Many of the side effects related to the use of these antipsychotics (principally by the typical ones) have been studied and several hypotheses have been proposed to explain the development of them, such as oxidative stress (Burger et al., 2005a; 2005b; Naidu et al., 2003; Singh et al., 2003), neuroinflammation (Bishnoi et al., 2008), dopaminergic supersensitivity (Andreassen & Jorgensen, 2000), among others. Many effects induced by the use of this medication are still unknown, as well the mechanisms that lead to the side effects are not fully elucidated. In general, the focus of studies are in basal ganglia whithout investigate the changes promoted in other brain regions as cortex that is affected by typical and atypical drugs.

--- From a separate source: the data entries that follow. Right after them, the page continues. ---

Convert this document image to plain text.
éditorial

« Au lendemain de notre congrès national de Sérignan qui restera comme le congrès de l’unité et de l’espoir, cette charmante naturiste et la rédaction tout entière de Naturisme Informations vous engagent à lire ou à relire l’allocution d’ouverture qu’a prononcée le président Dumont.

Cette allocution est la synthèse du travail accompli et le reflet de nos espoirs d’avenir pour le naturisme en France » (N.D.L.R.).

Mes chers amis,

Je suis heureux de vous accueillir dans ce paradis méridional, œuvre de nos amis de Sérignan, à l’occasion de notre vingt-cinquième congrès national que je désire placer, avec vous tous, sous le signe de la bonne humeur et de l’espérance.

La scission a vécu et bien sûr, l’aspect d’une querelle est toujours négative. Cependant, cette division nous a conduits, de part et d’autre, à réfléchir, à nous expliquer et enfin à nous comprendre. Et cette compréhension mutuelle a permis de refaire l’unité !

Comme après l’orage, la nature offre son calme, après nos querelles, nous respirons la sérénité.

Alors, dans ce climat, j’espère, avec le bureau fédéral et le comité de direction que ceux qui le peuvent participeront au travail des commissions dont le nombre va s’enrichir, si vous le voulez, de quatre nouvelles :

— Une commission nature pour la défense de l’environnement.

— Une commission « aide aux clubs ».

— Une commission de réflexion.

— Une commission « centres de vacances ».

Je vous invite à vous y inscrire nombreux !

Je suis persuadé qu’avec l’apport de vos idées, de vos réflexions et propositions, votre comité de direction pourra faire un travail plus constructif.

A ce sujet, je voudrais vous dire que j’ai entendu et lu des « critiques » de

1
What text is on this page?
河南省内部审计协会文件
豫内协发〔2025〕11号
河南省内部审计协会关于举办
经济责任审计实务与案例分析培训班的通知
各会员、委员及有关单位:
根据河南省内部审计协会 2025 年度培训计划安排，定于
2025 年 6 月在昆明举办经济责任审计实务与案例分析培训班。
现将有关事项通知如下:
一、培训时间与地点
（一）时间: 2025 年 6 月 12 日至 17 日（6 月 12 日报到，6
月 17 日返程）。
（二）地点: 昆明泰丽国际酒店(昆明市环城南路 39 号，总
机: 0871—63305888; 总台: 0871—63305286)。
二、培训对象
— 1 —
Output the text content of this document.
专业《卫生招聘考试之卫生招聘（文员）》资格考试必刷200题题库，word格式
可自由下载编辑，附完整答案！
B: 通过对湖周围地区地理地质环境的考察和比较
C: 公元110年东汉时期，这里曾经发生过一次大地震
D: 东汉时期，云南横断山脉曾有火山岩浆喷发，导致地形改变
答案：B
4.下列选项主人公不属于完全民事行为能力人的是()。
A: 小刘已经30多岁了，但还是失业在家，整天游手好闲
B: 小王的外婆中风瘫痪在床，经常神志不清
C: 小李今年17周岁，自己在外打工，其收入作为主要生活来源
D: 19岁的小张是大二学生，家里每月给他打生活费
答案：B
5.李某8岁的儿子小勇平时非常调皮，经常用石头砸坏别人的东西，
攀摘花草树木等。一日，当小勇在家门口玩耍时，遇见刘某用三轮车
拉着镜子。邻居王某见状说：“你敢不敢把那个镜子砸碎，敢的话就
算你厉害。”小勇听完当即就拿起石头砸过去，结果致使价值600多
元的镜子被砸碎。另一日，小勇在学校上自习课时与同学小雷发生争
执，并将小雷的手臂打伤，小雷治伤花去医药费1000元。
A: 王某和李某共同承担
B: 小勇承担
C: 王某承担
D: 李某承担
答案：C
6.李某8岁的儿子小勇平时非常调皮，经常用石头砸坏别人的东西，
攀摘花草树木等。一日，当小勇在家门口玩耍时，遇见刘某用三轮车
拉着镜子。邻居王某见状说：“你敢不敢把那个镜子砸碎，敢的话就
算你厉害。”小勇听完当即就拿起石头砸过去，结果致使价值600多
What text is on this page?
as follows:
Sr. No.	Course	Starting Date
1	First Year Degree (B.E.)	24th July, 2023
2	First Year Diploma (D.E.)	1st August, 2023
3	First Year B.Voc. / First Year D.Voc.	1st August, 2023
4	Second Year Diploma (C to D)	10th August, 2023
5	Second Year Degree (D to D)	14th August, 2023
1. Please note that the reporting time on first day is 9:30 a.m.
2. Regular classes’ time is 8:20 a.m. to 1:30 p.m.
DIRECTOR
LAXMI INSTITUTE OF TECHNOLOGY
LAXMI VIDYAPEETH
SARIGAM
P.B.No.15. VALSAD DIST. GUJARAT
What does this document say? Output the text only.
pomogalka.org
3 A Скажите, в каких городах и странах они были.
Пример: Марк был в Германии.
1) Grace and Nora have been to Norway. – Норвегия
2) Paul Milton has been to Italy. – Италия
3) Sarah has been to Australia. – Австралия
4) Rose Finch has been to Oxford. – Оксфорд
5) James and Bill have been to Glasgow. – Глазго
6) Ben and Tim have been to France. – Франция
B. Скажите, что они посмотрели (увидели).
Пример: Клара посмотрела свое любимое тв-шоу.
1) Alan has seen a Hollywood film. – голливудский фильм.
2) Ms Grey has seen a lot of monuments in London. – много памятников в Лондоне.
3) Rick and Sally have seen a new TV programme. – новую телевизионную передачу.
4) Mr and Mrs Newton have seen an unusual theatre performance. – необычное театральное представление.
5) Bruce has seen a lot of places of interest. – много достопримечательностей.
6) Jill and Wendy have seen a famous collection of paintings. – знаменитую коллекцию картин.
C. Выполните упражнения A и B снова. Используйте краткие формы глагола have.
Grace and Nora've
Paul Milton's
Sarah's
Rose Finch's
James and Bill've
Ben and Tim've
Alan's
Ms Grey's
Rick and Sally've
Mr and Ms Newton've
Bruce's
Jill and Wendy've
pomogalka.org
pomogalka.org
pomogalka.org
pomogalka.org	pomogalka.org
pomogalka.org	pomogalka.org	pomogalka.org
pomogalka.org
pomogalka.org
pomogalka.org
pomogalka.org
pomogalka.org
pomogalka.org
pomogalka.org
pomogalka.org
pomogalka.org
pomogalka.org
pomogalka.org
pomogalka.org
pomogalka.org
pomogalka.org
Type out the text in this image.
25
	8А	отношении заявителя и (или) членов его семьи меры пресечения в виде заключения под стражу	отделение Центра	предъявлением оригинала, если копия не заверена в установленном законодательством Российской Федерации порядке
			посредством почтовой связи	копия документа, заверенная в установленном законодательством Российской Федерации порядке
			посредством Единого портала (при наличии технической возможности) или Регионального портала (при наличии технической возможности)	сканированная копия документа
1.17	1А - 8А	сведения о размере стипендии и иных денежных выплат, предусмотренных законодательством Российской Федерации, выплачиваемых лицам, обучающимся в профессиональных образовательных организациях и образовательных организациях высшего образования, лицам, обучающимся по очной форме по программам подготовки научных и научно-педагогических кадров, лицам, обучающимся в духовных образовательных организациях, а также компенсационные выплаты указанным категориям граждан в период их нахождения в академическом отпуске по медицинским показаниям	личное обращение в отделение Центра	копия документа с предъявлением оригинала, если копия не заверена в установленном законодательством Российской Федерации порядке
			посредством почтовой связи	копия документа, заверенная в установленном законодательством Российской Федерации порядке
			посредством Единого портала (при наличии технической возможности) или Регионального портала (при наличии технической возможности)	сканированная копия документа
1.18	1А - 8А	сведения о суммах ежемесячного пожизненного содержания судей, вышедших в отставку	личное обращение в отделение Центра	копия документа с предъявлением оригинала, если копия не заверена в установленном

There are evidence on the literature that the blockade of dopamine D2 receptors results in a decrease in dopamine neurotransmission, which is followed by a compensation effect of increased dopamine synthesis and release in the brain (Rogoza et al., 2004). Dopamine is normally deaminated by monoamine oxidase (MAO), which results in the production of 3,4- dihydroxyphenylacetic acid (DOPAC). This neurotransmitter is also metabolized by auto- oxidation, which leads to the formation of hydrogen peroxide (H2O2) (Halliwell, 2006).
Therefore, the increased synthesis of dopamine after blockade of dopamine D2 receptors, could lead to an increased metabolism of this neurotransmitter, thus leading to the production of reactive metabolites and it is significantly important because oxidative damage to lipids, proteins and DNA can occur when the amount of reactive species surpasses the capacity of the antioxidant defence system (Andreazza et al., 2015).
The blockade of dopamine receptors could also change the dopaminergic transmission by influencing the activity of the dopamine transporter (DAT), which regulates the re-uptake of free dopamine from the intra-synaptic cleft (Han et al., 2009), and the activity of the tyrosine
hydroxylase (TH), the rate-limiting enzyme in the biosynthetic pathways of catecholamine-type neurotransmitters, such as dopamine, epinephrine and norepinephrine (Asanuma et al., 2003). However, little is known about the changes promoted by antipsychotics in cerebral cortex as well as if these alterations are related with motor disfunctions caused by typical antipsychotics. Therefore, were evaluated the effects of typical and atypical antipsychotic (haloperidol and risperidone, respectively) on behavioral and in the markers oxidative damage and antioxidant defenses and also in dopaminergic markers in cerebral cortex comparing them.